Em causa neste processo estão transferências em 2016 e 2017 de um total de 7,8 milhões de euros por parte da empresa para Hong Kong e Emirados Árabes Unidos, “que têm regimes fiscais claramente mais favoráveis, constituindo vulgarmente o que se designa por paraísos fiscais”, aclara o Ministério Público.
De acordo com a acusação, a liquidação de IRC (a uma taxa de 35%) relativo àquelas transferências não foi feito o que, naquele caso, perfazia um total de cerca de três milhões de euros.

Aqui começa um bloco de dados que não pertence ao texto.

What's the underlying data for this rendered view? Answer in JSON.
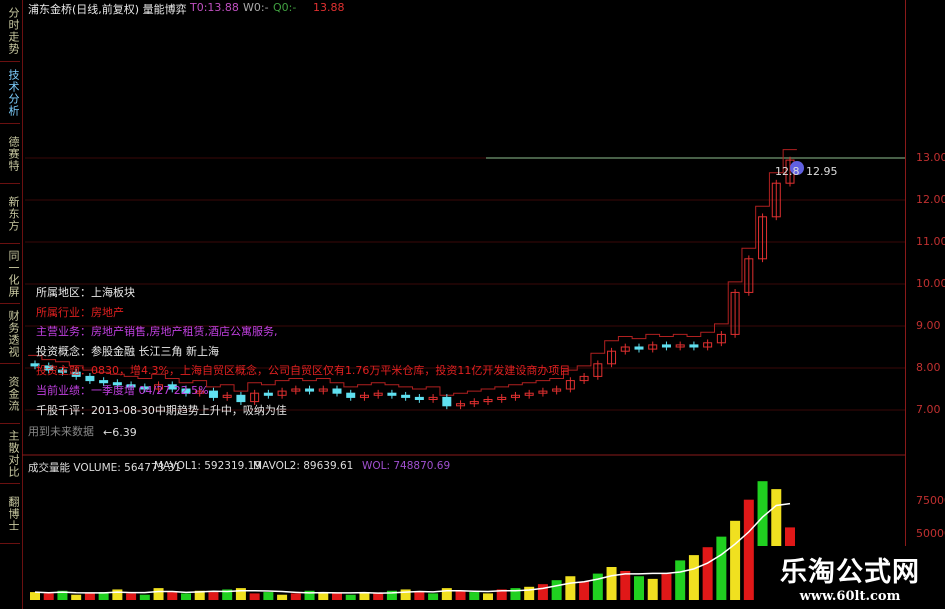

À data da acusação, as quantias estavam em cobrança coerciva, mas sem qualquer pagamento, com o Ministério Público a considerar que a arguida não declarou as transferências com o objetivo de aumentar o património da empresa e o seu, “à custa do não pagamento ao Estado” do IRC previsto.
O Ministério Público nota ainda que a arguida gerente da sociedade, na altura residente na Figueira da Foz, na declaração de rendimentos relativa a 2016, apresentou apenas como matéria coletável de impostos um total de 8.350 euros, não tendo entregado a declaração de rendimentos de IRC relativa a 2017.
Na curta acusação, o Ministério Público não explica qual o fundamento ou a que estariam associadas as transferências milionárias para aqueles dois países.
De acordo com atos societários da empresa consultados pela agência Lusa, a firma estava inicialmente sediada em Vila Nova de Cerveira, numa morada onde havia efetivamente uma empresa ligada ao comércio de sucata.
Posteriormente, a empresa mudou de gerente e de local, passando a ser liderada pela arguida e a estar sediada num escritório em Coimbra.
O julgamento está previsto começar na quinta-feira, às 14h00.